In the case of Midgley, Robert and Karen; In re,the bankruptcy court modified the debtors’ Chapter 13 bankruptcy plan to seize $76,000 because of the debtors’ failure to report income changes. When the debtors filed for Chapter 13 Bankruptcy in 2005, they had a monthly income of $5,972 and $5,517 in expenses.

The bankruptcy court ordered the debtors to pay $455 per month over the course of three years, to report to the bankruptcy trustee if their gross income exceeded 10 percent of the amount they reported at filing and to provide the bankruptcy trustee with their tax returns. Unfortunately the debtors did not give the bankruptcy trustee their 2005 tax return until 2007 and their 2006 return until 2008.

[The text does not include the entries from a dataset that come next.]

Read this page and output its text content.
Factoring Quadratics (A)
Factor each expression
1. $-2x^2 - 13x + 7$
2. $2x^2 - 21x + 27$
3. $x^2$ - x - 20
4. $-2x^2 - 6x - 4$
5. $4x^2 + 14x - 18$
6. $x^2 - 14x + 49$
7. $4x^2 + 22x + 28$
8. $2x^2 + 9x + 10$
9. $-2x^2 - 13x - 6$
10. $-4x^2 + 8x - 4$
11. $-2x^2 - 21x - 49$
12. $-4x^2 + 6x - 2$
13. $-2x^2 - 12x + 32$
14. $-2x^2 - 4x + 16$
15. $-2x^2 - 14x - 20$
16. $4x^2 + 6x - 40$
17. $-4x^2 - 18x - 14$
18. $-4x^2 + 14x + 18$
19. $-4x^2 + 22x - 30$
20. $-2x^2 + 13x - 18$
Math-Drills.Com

After reviewing the returns, the bankruptcy trustee determined that the debtors’ gross income exceeded their disclosed income by 31 percent in 2005 and 35 percent in 2006 totaling more than $76,000. The bankruptcy court ruled that because the debtors failed to report the changes in their income in a timely fashion that the bankruptcy court needed to change their plan in order to capture the additional $76,000 for creditors.

Changes in income need to be reported immediately to the bankruptcy trustee so that debtors can avoid catastrophic changes to their Chapter 13 bankruptcy plans . It’s important to work with a professional bankruptcy attorney so that you can properly navigate pitfalls such as the failure to report income changes to the bankruptcy trustee.